By the end of our conversation, I felt I was walking through the field with someone very much like me. A human, facing many of the same challenges, experiences, struggles, and joys as me. Someone I wanted to support, encourage, and care for.
What a shift.

Some rare, first-hand learnings on competition
I had the opportunity to spend more time with Jeff throughout the weekend both one on one and as a part of the larger group conversations. The experience forever changed the way I think about competition. I’ll share some of the things that stuck with me in case they resonate with you, or assist in dealing with your own angst around the competitors you face.
Humanizing someone you’ve been demonizing is a powerful shift.
Whether it’s a competitor, someone on the other side of the political spectrum, or someone that’s simply rubbed you the wrong way in your first interaction, I’m always amazed at the power of learning someone’s story. Particularly, in this case, getting to spend time with Jeff talking through our pasts, families, dreams, and lives was profound for me.
We’re all dealing with the same shit, and we’re all better off sharing it openly and knowing one another in an authentic way.
I’ve written about this a lot. Something I deeply believe in. What the experience in Colorado showed me was the unique power of openness with people with whom you’d normally steer clear of speaking. How many of us ever have a chance or take the time to have a real, open, human conversation with our competitors? I believe the startup ecosystem would be a healthier, more human place to live and work if we took the risk of really knowing our rivals.
Moving away from a binary view on startup competition is freeing.
We run a marketplace business in an $8 Billion industry. We have over a thousand customers, the likes of Apple, Snapchat, Google, and Lyft. Trust me, I can spin a very compelling story that we are owning the shit out of this market.
But if I’m honest, the truth is I’m not sure it matters.
We are building a high impact, global, profit-generating engine that changes the lives of our photographers, our customers, and our employees. Along the way, we’ll generate millions of dollars for the world’s emergent photographers and for our investors.
But we don’t need to own the entire fucking market to do that. There’s not a whole lot of risk to us even in several other startups experiencing success in our space. Which brings me to my next thought.
If we’re really honest, our competitors are far from the greatest risk to the survival & success of our companies.
This was a big one for me. We spend so much time in startups thinking about, talking about, and fretting about competition. And generally, by ‘competition,’ we mean the other startup down the road that’s also trying to innovate in our market.
The reality, which sunk in for me partly through the time with my own ‘competitor’ in Colorado, was that the startup down the road is unlikely the macro threat to any of our businesses.
I believe Elon Musk once identified Tesla's biggest competitive threat to be gasoline-powered vehicles. If you believe their PR, that’s why they open sourced a lot of their technology.
For most of us building startups around the world, I think we’re in that same boat.

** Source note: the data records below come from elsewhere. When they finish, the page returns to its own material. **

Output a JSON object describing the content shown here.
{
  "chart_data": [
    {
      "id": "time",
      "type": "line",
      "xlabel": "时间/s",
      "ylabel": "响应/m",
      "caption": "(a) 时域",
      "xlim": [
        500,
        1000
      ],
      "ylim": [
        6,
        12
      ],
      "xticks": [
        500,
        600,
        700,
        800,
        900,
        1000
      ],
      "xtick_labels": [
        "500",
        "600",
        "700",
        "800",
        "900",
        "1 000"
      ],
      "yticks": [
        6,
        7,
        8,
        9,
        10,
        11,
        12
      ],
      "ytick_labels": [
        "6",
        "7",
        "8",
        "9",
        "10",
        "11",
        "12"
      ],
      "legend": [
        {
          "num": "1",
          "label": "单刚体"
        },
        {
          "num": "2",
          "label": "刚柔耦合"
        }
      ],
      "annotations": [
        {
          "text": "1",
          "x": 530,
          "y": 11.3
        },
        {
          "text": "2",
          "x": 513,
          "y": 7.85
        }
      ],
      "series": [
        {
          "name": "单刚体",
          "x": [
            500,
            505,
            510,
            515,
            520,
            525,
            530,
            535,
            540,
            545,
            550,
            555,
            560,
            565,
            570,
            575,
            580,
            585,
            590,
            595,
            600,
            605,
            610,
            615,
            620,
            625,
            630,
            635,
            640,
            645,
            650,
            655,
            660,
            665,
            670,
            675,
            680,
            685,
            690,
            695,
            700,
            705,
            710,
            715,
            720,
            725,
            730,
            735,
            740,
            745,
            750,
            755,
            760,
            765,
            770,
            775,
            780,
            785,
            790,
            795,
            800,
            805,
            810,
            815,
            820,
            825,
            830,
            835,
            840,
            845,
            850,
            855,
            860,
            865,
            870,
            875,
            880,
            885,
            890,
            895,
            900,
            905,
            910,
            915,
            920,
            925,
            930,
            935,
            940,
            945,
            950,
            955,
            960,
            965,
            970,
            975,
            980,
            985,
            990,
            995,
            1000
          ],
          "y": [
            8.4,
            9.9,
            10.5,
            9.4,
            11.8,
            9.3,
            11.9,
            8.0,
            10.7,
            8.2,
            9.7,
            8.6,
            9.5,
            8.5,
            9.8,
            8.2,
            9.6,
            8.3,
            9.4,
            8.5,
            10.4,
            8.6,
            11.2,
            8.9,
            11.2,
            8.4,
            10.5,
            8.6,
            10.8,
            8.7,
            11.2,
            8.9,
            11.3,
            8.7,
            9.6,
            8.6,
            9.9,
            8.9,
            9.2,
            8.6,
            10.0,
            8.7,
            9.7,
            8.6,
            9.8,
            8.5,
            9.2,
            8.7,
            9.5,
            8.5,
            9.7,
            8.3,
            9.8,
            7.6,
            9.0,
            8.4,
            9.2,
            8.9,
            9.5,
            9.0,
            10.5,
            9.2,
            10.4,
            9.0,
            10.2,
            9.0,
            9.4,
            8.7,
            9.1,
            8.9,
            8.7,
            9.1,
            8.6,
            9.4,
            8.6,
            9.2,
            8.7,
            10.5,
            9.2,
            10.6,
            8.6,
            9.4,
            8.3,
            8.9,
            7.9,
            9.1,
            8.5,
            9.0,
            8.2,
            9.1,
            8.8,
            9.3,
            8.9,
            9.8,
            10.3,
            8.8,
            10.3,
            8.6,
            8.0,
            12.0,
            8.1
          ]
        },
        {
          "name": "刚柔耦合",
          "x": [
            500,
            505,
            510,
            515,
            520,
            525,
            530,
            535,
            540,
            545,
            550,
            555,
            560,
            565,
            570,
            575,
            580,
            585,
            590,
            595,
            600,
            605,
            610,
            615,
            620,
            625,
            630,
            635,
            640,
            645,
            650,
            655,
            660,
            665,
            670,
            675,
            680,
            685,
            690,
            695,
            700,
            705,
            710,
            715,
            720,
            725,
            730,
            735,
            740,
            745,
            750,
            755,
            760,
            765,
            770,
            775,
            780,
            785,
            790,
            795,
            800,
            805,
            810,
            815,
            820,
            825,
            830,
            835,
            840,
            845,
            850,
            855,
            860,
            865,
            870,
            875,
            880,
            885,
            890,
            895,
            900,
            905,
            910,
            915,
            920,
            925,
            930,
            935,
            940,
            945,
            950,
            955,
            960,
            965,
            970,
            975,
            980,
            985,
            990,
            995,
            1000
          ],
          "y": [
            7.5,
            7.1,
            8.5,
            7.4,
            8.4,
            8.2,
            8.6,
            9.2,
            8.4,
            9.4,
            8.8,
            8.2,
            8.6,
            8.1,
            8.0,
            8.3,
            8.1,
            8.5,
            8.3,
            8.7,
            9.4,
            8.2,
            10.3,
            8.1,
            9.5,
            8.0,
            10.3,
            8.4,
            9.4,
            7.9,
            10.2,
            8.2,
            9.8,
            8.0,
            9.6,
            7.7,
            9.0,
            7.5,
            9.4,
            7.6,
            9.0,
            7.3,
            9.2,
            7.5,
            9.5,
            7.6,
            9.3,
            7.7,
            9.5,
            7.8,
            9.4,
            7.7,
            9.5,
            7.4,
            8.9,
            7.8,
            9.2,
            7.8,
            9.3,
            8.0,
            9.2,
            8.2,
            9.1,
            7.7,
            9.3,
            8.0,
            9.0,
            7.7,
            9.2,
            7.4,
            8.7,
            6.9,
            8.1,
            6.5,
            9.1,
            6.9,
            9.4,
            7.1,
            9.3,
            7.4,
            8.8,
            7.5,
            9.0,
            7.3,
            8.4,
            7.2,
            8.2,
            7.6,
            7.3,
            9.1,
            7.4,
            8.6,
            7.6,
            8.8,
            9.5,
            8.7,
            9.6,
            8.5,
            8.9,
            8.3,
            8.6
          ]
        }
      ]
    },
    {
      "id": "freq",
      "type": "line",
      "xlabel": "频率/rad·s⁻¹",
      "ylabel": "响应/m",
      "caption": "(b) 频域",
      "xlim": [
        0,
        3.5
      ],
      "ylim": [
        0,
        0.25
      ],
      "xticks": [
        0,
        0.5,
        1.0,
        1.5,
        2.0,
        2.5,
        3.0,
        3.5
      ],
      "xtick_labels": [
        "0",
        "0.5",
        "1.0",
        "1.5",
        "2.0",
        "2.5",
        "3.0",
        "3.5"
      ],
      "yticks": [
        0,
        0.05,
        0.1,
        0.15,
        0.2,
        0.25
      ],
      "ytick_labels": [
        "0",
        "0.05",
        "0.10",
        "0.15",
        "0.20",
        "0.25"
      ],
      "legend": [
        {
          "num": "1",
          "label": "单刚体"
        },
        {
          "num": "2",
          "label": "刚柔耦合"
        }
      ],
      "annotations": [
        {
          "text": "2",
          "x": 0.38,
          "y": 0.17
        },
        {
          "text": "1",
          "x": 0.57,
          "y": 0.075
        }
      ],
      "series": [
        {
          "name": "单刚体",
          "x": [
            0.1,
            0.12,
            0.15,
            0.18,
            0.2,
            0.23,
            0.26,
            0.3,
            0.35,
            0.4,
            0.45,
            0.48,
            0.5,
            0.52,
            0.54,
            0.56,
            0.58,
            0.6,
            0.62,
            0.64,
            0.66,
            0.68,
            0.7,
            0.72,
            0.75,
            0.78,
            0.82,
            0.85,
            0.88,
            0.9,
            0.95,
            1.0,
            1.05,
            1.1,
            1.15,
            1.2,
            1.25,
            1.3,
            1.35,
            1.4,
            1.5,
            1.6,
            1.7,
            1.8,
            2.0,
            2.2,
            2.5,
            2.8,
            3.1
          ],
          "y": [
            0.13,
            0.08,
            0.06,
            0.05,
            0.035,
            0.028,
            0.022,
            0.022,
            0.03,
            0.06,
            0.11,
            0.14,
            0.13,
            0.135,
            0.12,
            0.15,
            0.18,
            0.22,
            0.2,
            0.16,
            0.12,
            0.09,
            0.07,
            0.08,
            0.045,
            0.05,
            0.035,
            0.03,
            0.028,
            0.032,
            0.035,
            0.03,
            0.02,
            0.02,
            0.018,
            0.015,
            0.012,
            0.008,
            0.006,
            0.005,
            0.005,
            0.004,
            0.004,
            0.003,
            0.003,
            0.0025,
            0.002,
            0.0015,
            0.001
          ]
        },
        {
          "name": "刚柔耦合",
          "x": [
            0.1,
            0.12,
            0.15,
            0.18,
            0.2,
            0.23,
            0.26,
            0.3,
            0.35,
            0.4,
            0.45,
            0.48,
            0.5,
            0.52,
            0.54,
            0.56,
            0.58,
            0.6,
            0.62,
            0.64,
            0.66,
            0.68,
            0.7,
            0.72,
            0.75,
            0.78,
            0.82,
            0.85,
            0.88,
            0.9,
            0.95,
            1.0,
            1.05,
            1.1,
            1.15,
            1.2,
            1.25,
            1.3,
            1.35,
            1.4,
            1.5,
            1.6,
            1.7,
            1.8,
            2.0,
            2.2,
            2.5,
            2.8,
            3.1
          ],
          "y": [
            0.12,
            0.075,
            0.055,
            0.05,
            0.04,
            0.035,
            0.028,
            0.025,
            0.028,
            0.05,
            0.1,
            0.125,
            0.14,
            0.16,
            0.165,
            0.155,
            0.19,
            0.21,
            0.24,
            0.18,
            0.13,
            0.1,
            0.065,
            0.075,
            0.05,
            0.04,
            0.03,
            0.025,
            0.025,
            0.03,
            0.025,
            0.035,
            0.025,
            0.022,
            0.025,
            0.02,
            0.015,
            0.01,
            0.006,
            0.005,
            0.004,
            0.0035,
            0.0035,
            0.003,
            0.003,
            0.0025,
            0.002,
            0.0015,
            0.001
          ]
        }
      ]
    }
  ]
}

What’s more, in the midst of failing to disrupt the incumbent solution, most startups die along the way from internal cancers like cashflow issues, cultural breakdown, key employee attrition, and cofounder issues.
They may be the key to a step in our personal growth as leaders. I know that weekend in Colorado was for me.
To that end, I’m left wishing “Jeff,” and his team, every success. Thank you, my friend, for helping to reshape my understanding of competition forever.